Aussi passionné de musique classique que de jazz, il a d’ailleurs sorti un disque avec Dizzy Gillespie et nombre d’albums solo.
Aujourd’hui, c’est un disque «classique» par sa forme parce que c’est quand même ses musiques qui sont interprétées par l’accordéoniste Grégory Daltin et le mandoliniste Vincent Beer-Demander… deux magnifiques musiciens qu’on avait d’ailleurs déjà rencontré sur le dernier disque de Vladimir Cosma «Suite populaire». Comme quoi il est vrai que les grands esprits et les grands musiciens se rencontrent. Le tout dirigé et interprété pas le talentueux pianiste Nicolas Mazmanian
Tour à tour ces trois musiciens interprètent donc des musiques du grand compositeur mais qu’ils nous offrent en toute intimité dans un style dépouillé comme ces variations sur des thèmes de ses compositions qui se terminent avec humour par la b.o de «Mission impossible» revues et corrigées façon piano et mandoline. Comme cette «Sonata» qui suit. Puis c’est le pianiste et le mandoliniste qui nous offrent une «Fantaisie concertante. «Fantaisie» encore pour piano et accordéon pour terminer ce disque. Tout au long de celui-ci, apparaissent de temps en temps les thèmes qu’on reconnait, repensés avec génie par ces trois grands musiciens.

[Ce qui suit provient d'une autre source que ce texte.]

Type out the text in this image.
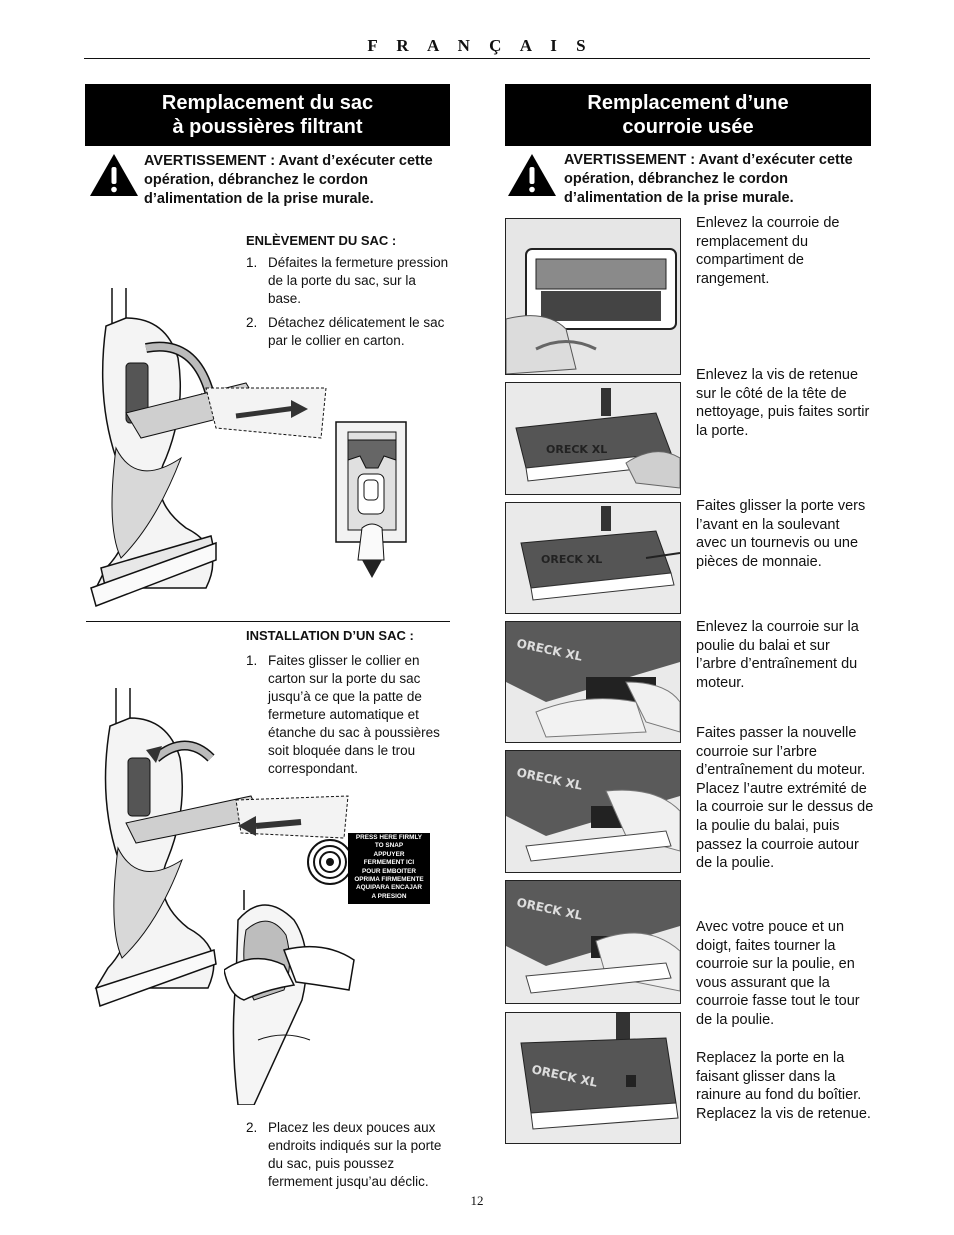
F R A N Ç A I S
Remplacement du sac
à poussières filtrant
AVERTISSEMENT : Avant d’exécuter cette opération, débranchez le cordon d’alimentation de la prise murale.
ENLÈVEMENT DU SAC :
1. Défaites la fermeture pression de la porte du sac, sur la base.
2. Détachez délicatement le sac par le collier en carton.
INSTALLATION D’UN SAC :
1. Faites glisser le collier en carton sur la porte du sac jusqu’à ce que la patte de fermeture automatique et étanche du sac à poussières soit bloquée dans le trou correspondant.
PRESS HERE FIRMLY
TO SNAP
APPUYER
FERMEMENT ICI
POUR EMBOITER
OPRIMA FIRMEMENTE
AQUIPARA ENCAJAR
A PRESION
2. Placez les deux pouces aux endroits indiqués sur la porte du sac, puis poussez fermement jusqu’au déclic.
Remplacement d’une
courroie usée
AVERTISSEMENT : Avant d’exécuter cette opération, débranchez le cordon d’alimentation de la prise murale.
ORECK XL
ORECK XL
ORECK XL
ORECK XL
ORECK XL
ORECK XL
Enlevez la courroie de remplacement du compartiment de rangement.
Enlevez la vis de retenue sur le côté de la tête de nettoyage, puis faites sortir la porte.
Faites glisser la porte vers l’avant en la soulevant avec un tournevis ou une pièces de monnaie.
Enlevez la courroie sur la poulie du balai et sur l’arbre d’entraînement du moteur.
Faites passer la nouvelle courroie sur l’arbre d’entraînement du moteur. Placez l’autre extrémité de la courroie sur le dessus de la poulie du balai, puis passez la courroie autour de la poulie.
Avec votre pouce et un doigt, faites tourner la courroie sur la poulie, en vous assurant que la courroie fasse tout le tour de la poulie.
Replacez la porte en la faisant glisser dans la rainure au fond du boîtier. Replacez la vis de retenue.
12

Lalo Schiffrin a dû apprécier… Et nous aussi !
Timothée ROBERT: «Quarks» (La pluie qui chante)
C’est du jazz pur et dur, presque expérimental , qui ne s’adresse peut-être pas à tout le monde tant il est puissant et original. Mais les puristes apprécieront.
Timothée Robert est compositeur, arrangeur, bassiste et a travaillé avec nombre de jazzmen new soul, contemporains, limite underground, aux effluences africaines, comme les Zoufri Maracas, David Linx, Coccolite, bref, un mélange de cultures musicales
Pour vous expliquer pourquoi Timothée Robert a intitulé ce disque «Quarks »,il faut savoir (Et je ne le savais pas !) que les quarks sont des particules élémentaires constituant la matière observable qui s’associent pour former des particules composites comme les neutrons… Où va se cacher la musique !
Bref, on en retient que c’est une interaction qui s’adapte à la musique qui fait se rapprocher des musiciens entres autres comme ceux choisis par Timothée et qui sont toutes des peintures : Olivier Laisnez trompettiste, Melvin Marquez sax ténor, Nicolas Derand aux claviers, Paul Berne à la batterie et évidement Timothée Robert à la basse. A noter les envolées lyriques surprenantes du trompettiste qui sont du grand art. Certains morceaux seraient dignes de devenir des musiques de films de polars, tant l’ambiance est prenante.
C’est du grand art pour les amateurs de jazz.